しばらく、近況を教えあったりとしていたのだが、突然俯き出した茜に「どうしたんだ」と問う。彼女は泣き言を言うように、ポツリと呟いた。
「私ね、病気なの。何年持つか分からないってお医者さんが言ってた」
「そ、そうなのか」
胸が絞まるように傷んだ。まさか俺の悩んでいたことをあちらから言って来るとは━━。そう、やはり俺の死の予見は間違っていなかった。茜はその病気で亡くなるのだ。『何年持つか分からない』━━何年も持たないだろう。お前は1週間も経たないうちに━━。
どう返事したら良いのか本当に迷った。言うか言うまいか━━『お前は1週間以内に死ぬんだ━━』と。

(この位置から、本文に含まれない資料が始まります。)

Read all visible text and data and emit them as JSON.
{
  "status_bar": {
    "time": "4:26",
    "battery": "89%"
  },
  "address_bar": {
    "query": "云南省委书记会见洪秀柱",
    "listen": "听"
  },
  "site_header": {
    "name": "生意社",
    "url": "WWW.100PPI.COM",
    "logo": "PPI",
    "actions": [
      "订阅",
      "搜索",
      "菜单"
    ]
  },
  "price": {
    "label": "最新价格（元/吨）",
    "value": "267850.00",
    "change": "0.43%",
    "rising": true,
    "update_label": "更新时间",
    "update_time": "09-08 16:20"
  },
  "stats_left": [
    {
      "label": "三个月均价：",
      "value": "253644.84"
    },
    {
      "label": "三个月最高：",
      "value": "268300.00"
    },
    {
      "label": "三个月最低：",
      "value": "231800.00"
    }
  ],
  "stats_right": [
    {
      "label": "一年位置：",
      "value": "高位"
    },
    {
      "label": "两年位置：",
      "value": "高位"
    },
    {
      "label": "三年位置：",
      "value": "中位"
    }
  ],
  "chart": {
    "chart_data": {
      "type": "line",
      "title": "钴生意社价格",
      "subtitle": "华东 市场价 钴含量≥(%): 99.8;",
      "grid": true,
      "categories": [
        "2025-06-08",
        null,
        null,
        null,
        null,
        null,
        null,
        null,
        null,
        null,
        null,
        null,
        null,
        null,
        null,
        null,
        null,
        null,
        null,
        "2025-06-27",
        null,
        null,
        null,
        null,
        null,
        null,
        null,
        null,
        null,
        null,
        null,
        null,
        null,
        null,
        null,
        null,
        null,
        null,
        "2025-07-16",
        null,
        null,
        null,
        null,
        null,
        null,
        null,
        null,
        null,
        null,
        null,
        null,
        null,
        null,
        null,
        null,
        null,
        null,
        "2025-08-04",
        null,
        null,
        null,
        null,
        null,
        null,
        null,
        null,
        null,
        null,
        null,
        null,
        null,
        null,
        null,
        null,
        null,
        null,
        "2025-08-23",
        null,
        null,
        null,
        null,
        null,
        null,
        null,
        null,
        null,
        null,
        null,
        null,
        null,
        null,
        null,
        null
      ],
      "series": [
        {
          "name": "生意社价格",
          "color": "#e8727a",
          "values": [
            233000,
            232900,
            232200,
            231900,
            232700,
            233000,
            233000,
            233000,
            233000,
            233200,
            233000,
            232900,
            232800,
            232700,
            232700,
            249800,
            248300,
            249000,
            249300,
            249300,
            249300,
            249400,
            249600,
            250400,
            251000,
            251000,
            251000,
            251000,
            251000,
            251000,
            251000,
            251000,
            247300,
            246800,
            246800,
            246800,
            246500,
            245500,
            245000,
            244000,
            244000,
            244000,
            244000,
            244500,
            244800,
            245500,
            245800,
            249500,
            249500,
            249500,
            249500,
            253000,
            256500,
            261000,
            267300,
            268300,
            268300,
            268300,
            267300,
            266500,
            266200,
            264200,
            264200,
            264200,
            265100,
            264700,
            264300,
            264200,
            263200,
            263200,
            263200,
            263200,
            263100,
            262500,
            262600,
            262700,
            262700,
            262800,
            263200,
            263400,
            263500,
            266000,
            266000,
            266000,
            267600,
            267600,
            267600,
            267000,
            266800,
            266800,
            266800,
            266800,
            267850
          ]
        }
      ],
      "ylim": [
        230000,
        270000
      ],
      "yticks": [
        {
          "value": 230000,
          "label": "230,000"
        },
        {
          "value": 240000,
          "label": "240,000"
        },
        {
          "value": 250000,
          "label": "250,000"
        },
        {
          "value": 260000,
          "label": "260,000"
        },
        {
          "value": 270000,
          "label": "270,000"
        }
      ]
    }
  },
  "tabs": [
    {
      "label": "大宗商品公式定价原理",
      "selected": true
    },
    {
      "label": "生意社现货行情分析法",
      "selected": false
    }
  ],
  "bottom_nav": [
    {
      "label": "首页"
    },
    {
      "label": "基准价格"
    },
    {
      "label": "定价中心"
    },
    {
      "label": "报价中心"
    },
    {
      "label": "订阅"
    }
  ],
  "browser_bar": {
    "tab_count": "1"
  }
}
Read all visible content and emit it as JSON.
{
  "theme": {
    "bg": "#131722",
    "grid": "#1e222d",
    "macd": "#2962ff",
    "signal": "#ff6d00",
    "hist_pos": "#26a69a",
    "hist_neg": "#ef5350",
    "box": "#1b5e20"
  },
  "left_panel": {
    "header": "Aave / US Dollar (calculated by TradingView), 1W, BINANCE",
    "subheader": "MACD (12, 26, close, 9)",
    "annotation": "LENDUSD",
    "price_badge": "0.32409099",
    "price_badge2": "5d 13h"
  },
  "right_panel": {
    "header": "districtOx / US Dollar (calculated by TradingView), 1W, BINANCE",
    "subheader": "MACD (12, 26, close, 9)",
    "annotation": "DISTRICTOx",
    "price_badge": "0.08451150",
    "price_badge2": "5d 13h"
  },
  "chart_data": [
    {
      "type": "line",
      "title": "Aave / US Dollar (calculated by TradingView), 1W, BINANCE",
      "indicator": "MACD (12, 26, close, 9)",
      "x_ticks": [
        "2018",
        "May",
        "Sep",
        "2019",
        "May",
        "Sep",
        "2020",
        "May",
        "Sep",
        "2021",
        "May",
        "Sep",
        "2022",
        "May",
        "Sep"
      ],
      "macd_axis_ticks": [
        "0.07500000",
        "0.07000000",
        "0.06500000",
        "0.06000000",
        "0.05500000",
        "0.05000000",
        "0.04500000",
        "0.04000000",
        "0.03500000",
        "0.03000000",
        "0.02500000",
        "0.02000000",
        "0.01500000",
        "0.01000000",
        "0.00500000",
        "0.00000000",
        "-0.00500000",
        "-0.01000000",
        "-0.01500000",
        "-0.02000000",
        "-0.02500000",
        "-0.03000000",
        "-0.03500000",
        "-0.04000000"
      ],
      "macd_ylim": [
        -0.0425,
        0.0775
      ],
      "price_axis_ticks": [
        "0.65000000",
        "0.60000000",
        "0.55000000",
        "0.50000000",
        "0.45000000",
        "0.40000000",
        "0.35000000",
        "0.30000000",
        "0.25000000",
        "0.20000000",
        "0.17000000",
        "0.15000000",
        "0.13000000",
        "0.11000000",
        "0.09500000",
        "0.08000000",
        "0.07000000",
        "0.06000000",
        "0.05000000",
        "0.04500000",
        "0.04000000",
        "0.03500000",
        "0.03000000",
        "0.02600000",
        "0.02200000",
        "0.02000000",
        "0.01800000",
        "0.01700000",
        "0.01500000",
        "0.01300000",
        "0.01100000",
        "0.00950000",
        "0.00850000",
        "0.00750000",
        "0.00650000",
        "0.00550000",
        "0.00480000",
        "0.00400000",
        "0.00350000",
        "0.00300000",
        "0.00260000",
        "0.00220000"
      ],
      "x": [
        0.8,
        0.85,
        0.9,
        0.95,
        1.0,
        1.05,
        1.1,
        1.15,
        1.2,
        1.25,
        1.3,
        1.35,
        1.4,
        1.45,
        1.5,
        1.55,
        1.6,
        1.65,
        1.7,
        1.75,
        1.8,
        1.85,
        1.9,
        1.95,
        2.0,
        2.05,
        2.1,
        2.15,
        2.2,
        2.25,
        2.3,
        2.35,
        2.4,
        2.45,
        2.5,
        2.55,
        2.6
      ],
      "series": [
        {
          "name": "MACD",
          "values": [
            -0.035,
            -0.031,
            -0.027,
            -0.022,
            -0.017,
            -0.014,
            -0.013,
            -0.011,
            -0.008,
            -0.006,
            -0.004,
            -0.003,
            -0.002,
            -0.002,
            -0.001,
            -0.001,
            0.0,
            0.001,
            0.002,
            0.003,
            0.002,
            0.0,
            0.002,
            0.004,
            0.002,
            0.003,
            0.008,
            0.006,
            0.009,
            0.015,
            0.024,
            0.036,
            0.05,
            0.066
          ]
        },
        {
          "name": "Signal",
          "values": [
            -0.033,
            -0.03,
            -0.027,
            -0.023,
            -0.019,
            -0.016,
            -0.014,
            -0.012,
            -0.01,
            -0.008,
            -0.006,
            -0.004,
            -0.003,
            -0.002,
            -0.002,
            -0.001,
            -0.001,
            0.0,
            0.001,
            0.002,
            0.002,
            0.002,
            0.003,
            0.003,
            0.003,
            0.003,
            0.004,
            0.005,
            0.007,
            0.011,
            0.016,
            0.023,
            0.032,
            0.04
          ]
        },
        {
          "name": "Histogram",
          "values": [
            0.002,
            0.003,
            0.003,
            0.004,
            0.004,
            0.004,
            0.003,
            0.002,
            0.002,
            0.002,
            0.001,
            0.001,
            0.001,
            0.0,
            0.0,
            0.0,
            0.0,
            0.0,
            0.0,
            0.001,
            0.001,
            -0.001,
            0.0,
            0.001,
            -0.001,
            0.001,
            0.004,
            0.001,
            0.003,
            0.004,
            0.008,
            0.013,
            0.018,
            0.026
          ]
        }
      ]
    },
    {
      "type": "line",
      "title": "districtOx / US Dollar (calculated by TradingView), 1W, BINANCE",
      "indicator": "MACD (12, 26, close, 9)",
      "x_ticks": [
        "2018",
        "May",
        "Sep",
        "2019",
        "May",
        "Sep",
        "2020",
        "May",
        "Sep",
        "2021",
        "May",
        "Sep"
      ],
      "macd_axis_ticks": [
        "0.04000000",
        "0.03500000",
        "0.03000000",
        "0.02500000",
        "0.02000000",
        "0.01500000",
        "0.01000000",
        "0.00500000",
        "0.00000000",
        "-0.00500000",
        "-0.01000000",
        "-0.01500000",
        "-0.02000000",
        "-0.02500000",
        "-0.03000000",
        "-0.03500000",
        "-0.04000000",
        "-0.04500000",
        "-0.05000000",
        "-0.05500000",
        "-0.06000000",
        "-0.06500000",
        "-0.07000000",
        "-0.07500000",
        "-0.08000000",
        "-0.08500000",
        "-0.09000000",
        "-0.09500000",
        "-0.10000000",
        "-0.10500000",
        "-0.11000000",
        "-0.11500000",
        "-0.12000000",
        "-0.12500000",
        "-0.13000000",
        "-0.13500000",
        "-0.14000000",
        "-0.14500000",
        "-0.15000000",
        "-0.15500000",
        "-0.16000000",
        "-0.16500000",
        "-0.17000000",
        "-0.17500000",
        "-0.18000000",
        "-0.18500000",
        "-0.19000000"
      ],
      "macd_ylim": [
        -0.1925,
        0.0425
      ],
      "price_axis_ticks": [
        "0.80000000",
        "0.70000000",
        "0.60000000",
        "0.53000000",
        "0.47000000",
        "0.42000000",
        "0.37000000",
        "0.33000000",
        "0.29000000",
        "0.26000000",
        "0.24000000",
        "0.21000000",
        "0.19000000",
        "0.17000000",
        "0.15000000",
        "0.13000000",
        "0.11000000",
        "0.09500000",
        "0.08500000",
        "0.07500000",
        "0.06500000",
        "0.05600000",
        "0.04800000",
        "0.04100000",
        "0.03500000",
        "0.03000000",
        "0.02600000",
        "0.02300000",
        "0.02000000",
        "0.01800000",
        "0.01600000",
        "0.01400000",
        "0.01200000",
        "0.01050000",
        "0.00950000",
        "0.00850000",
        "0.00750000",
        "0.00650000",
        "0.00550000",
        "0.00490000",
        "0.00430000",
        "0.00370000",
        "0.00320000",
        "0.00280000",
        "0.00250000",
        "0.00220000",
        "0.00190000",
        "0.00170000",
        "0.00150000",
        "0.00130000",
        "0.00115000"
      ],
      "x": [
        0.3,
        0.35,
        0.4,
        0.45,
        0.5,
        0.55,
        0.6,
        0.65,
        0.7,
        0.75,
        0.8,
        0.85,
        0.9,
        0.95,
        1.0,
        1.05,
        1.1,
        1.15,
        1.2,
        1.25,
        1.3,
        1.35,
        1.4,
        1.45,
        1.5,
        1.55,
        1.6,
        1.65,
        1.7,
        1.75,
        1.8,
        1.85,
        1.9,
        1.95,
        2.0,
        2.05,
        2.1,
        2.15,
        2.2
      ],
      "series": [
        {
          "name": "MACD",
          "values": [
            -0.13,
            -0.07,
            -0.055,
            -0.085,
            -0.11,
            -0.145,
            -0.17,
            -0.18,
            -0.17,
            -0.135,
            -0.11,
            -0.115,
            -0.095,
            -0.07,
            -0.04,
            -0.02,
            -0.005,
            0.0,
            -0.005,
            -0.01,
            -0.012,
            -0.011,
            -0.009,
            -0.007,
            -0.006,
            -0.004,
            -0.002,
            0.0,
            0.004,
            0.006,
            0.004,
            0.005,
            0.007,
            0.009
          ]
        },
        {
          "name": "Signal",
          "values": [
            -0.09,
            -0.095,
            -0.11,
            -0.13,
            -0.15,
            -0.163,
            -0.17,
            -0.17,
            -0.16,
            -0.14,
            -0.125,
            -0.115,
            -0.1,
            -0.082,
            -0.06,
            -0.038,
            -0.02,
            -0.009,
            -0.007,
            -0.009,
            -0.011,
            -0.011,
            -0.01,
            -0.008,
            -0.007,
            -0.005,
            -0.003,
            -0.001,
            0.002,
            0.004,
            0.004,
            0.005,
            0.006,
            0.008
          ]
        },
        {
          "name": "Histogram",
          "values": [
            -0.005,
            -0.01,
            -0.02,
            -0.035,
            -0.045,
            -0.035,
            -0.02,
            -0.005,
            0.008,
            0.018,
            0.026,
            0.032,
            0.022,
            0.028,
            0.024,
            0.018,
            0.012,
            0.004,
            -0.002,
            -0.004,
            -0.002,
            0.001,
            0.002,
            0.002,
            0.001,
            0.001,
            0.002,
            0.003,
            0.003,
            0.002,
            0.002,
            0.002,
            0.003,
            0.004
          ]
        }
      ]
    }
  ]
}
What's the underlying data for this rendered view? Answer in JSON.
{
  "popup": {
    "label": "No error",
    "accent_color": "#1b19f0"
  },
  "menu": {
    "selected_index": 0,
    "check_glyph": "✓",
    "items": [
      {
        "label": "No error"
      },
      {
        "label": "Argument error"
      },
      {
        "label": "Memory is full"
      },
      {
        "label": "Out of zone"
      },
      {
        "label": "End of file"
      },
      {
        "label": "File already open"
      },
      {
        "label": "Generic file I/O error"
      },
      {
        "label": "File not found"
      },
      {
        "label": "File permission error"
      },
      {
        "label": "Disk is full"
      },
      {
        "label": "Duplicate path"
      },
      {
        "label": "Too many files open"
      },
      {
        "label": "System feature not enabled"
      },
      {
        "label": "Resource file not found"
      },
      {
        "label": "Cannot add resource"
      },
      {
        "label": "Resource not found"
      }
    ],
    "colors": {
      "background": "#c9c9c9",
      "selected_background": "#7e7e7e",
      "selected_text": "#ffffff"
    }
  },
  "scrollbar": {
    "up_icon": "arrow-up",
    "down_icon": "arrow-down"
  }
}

つい一粒の涙が零れ落ちた。そして次々に涙が目に溢れ出した。それは、乾燥した大地を悲で潤す黒き魔のオアシスのようだ。
「き、桐ちゃん?」
「いや、何でもない、大丈夫」
俺は胸いっぱいに深呼吸し、心を落ち着かせた。そして決心する。
「あのな、俺………実は」
「どうしたの?改まっちゃって………」
こいつは………茜は俺の発言を拒んでいる。そんな気がした。だが、そこで止めるわけにはいかない。
「今から言うことは、とても大切なことなんだ」
「だから、どうし」
俺の言うことを悟ったのだろうか。茜の頬を一筋の汗がつたう。
「俺は人の死を………」
その時点で茜は俺が何を言おうとしているのかを、確実に理解したようだ。「止めて!もうこの話は終わり………!」という声が聞こえた。
「100%の確率で予見することが出来る。お前は」
彼女の瞳が涙で滲んでしたが一息に言った。
「お前はもうすぐ、死ぬ」
俺の震える微かな声は、茜の胸を貫き、絶句した。一年、ではなく、もうすぐ。ものすごい時間の違いだろう。その違いに、流石の彼女も驚いたのだ。
「あ………え………?でも………」
「だからもう後悔しないために………残り少ない時間仲良くするよ。今日からよろしく、な?」
ツンデレな俺様がよもやこんなことを言うとは━━。
結果、茜は音を立てて勢いよく立ち上がり、教室から飛び出して行ってしまった。
言って良かったと思う。もし言っていなかったら………あいつが死ぬまで後悔しただろう。
教室内がやけに騒がしかったが、そんなことはもうどうでも良い。
ちゃんとあいつの死と向き合って、ちゃんとお別れをしたかった。俺は自分のやりたいことをやってのけたのだ。
ホッと溜息をついて、幼馴染みを探すべく━━特に当ては無いが━━、颯爽と教室を抜け出た。
何故か、何時もとは違う自分がそこにあった。